47.4 µs ± 2.49 µs per loop (mean ± std. dev. of 7 runs, 10000 loops each)

We can also reimplement the IPSet version with the standard library, to get similar O(1) behavior. Let's see how it compares.

First, create a set of networks.

Then, for every subnet (at most 31 for ipv4), check whether that subnet is in our set:

In [9]:

network_set = set(networks)

def check_ip_stdlib_set(ip):
    check_net = ipaddress.ip_network(ip)
    while check_net.prefixlen:
        if check_net in network_set:
            return True
            break
        check_net = check_net.supernet(1)
    return False

In [10]:

%%timeit ip = random_ip()
check_ip_stdlib_set(ip)

116 µs ± 5.56 µs per loop (mean ± std. dev. of 7 runs, 10000 loops each)
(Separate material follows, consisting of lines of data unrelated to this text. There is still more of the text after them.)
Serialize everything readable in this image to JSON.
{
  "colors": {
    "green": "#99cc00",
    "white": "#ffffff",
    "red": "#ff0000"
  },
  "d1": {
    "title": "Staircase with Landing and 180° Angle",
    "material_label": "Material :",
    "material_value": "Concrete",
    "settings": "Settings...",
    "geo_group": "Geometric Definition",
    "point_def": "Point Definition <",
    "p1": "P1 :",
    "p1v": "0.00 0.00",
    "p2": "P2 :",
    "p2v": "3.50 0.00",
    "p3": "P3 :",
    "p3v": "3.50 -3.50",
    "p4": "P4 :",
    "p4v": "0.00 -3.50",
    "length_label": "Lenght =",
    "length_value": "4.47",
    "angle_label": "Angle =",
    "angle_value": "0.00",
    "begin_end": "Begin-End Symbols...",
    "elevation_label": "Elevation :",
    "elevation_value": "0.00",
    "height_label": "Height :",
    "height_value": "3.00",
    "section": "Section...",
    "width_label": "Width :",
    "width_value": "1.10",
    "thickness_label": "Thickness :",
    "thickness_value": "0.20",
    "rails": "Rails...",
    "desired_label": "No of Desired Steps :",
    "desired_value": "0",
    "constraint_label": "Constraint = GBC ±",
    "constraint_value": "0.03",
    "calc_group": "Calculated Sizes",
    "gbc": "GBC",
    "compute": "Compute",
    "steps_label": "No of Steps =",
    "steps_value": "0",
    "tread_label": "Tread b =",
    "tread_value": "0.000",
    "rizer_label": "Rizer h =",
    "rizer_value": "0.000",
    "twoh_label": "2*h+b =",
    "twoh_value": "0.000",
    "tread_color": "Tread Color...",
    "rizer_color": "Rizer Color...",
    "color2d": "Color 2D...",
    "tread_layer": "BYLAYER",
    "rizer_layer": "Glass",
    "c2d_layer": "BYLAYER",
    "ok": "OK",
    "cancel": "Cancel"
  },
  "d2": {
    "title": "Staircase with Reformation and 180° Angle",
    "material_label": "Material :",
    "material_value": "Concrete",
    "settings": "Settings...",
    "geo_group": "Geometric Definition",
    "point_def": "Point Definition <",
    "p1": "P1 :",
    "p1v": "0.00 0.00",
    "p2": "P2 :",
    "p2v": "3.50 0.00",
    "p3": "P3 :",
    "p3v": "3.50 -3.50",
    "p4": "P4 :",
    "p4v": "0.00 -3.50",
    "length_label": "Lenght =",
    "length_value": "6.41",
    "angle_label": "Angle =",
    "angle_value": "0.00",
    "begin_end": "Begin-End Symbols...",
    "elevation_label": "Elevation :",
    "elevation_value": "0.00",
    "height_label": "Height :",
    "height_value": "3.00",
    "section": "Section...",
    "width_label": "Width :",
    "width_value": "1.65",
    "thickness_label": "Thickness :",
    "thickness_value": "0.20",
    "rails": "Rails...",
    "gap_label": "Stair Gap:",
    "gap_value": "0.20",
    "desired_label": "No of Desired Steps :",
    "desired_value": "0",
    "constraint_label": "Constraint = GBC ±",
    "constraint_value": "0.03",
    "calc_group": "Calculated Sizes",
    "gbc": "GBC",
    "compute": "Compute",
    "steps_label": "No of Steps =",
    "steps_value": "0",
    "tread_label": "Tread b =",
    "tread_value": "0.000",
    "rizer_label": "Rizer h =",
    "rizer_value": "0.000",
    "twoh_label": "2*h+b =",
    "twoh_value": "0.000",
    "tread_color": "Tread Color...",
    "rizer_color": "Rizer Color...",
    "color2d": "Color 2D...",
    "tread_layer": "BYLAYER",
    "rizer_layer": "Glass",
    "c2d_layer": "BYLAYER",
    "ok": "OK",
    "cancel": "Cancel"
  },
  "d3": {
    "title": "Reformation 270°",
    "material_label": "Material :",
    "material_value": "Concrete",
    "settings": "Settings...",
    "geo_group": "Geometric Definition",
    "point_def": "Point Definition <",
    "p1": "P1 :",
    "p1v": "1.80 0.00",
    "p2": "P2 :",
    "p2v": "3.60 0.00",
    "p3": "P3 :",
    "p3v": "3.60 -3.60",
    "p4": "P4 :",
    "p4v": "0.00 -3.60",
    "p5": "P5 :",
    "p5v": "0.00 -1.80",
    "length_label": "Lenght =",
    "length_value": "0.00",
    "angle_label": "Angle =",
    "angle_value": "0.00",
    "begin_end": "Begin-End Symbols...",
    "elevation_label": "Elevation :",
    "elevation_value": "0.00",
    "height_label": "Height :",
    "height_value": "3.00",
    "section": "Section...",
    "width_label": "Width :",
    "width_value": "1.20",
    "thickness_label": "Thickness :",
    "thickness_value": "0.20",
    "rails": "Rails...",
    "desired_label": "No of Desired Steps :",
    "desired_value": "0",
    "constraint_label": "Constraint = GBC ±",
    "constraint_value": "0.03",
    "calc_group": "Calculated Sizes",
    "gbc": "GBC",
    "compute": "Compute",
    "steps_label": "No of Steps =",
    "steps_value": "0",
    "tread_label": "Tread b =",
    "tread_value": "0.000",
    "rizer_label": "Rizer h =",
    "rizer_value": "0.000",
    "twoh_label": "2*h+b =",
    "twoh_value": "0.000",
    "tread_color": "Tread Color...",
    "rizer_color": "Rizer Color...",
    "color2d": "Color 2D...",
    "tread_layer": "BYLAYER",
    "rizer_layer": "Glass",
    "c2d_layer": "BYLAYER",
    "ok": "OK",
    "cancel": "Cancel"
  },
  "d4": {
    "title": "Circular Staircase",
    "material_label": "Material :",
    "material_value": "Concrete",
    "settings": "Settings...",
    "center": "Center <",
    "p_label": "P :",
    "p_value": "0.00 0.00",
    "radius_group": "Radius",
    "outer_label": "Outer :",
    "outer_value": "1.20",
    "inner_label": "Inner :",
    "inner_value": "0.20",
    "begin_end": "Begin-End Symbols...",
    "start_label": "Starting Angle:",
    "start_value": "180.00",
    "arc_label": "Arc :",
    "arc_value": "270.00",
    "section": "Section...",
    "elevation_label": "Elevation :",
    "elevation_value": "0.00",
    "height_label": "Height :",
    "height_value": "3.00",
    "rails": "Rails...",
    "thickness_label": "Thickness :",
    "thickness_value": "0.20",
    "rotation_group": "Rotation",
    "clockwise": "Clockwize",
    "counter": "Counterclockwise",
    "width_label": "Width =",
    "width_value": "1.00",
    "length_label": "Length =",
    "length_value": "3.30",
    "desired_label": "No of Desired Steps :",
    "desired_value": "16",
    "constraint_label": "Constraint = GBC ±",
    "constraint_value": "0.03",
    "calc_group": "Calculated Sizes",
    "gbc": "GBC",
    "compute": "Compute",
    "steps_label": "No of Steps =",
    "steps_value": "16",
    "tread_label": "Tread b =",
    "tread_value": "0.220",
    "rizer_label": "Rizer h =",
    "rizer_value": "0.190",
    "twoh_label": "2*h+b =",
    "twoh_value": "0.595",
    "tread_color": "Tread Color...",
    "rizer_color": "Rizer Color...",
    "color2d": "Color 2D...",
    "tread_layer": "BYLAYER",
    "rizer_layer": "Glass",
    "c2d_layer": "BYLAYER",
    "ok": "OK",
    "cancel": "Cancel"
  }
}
We can re-run the tests with 50k CIDRs, to see scaling.

The list implementation scales linearly, while the others are static.

In [11]:

cidrs = random_networks(50000)
# this will be a worst-case scenario for all implementations,
# as it's never in the set so all iterations will be exhausted
ip = '255.255.255.255'

networks = [ipaddress.ip_network(cidr) for cidr in cidrs]
network_set = set(networks)
ip_set = netaddr.IPSet(cidrs)

print("stdlib_list")
%timeit check_ip_stdlib_list(ip)
print("netaddr")
%timeit check_ip_netaddr(ip)
print("stdlib_set")
%timeit check_ip_stdlib_set(ip)

stdlib_list
19.2 ms ± 466 µs per loop (mean ± std. dev. of 7 runs, 100 loops each)
netaddr
47.4 µs ± 4.54 µs per loop (mean ± std. dev. of 7 runs, 10000 loops each)
stdlib_set
117 µs ± 8.29 µs per loop (mean ± std. dev. of 7 runs, 10000 loops each)

Scaling the list check¶

We can scale-down the list check to see how many CIDRs we should be checking before the O(1) implementations are more costly than the simpler list check

In [12]:

n = 1000
while n > 100:
    cidrs = random_networks(n)
    networks = [ipaddress.ip_network(cidr) for cidr in cidrs]
    print(f"n={n}")
    tr = %timeit -o check_ip_stdlib_list(ip)
    if tr.average < 100e-6:
        break
    n = n // 2

n=1000
378 µs ± 22.1 µs per loop (mean ± std. dev. of 7 runs, 1000 loops each)
n=500
216 µs ± 16.6 µs per loop (mean ± std. dev. of 7 runs, 10000 loops each)
n=250
100 µs ± 10.2 µs per loop (mean ± std. dev. of 7 runs, 10000 loops each)

Conclusions¶

The standard library takes ~2ms on average to check an ip against 3k CIDRs (30ms for 50k), a small but not insignificant cost to incur on every request. Netaddr's native IPSet construct, on the other hand, takes about 50µs, ~40x faster, and much closer to a negligible contribution to request duration. The stdlib reimplementation of IPSet.__contains__ is ~2-3x slower than netaddr (probably because of the supernet() calls creating new Network objets intead of IPSet's modification of integer private attributes), but still an order of magnitude faster than the O(N) impelementation, and most importantly a fixed cost, that doesn't go up as we add networks to check. It's still 50µs for 50k networks, and faster for any number of CIDRs greater than ~100.

So I think using netaddr is appropriate here. If we care strongly about avoiding a small, pure-Python dependency, we can use the set implementation with the stdlib.